I follow similar patterns, because I hold onto the one in my past that I should not have given up. He was kind and loving, free of the baggage that weighs less resilient adults down. Unfortunately, I did not have the background or strength at that time to maneuver in the vicissitudes of our unpredictable love. It literally took nothing for me to mess this up.
Now, whenever I find his reincarnate–the pattern ungraciously repeats. Each time we cut ties, our fall out is more destructive and permanently damaging. We break each other down with our doubts and persistent questions–setting off red flags and silent alarms. Maybe this happens because I am still a rebellious, youthful version of myself. Maybe he refuses to let his guard down or get close to anyone else.
So sick of fighting that neither of us wants what we have when it is gone.
In hindsight, the mirage of genuine affection cannot outrun the passage of time. Eventually, this mirror becomes dirty with resentment or breaks due to incessant pacification. We can no longer bear to remember the image of what we thought we were.

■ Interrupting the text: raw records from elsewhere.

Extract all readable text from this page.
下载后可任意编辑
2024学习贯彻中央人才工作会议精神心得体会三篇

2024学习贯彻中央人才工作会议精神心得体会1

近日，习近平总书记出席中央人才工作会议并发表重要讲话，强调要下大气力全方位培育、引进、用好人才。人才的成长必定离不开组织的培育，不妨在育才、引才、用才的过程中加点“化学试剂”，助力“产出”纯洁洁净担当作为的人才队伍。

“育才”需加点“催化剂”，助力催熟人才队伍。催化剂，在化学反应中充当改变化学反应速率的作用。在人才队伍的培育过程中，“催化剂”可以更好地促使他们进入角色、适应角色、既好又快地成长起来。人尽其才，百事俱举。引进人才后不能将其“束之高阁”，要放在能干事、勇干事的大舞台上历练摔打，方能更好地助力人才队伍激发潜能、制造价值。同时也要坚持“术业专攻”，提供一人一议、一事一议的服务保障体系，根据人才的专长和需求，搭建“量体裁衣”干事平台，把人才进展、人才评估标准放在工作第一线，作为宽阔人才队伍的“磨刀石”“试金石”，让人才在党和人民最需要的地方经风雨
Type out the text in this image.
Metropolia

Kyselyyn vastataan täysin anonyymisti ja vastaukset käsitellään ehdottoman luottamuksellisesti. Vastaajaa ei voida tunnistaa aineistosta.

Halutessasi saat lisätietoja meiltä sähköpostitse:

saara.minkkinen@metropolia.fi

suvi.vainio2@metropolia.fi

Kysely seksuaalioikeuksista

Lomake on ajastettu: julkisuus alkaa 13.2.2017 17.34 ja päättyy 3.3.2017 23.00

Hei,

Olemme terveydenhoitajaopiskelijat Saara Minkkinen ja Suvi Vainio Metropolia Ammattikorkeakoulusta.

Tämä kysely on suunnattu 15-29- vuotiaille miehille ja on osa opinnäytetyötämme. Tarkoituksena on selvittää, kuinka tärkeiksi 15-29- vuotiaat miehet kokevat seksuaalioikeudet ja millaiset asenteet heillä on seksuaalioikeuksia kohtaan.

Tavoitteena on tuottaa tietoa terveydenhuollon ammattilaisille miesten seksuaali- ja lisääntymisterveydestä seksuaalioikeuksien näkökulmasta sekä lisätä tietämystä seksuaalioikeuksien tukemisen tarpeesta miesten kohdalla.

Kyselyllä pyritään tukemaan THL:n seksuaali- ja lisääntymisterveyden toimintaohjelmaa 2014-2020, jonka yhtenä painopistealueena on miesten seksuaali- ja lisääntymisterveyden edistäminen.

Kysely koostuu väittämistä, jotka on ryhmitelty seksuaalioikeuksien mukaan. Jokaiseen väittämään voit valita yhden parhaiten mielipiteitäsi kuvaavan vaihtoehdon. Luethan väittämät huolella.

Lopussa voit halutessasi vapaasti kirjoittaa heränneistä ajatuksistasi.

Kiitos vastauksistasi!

What remains in its place are wounded spirits that prefer–lonely roads to unknown destinations, alone.
I am here now because I chose the painful comfort of what was, instead of letting go and operating in faith and hope. I am here because of neglect and laziness–the likes of which are prevalent in my everyday reality. I am here because of my curiosity and inability to decisively cut out unhealthy actions, habits and beliefs. A flirtatious tease playing dangerous games with other people’s hopes and dreams.
But, I am here–and everyday I receive a brand new, unique opportunity to do better and operate more effectively. I can end these cycles before they start by choosing to remain steadfast and present. No matter how many wrong turns I have made in my life, I still have a chance to make it right.
Even though this success is a reminder that you are no longer by my side.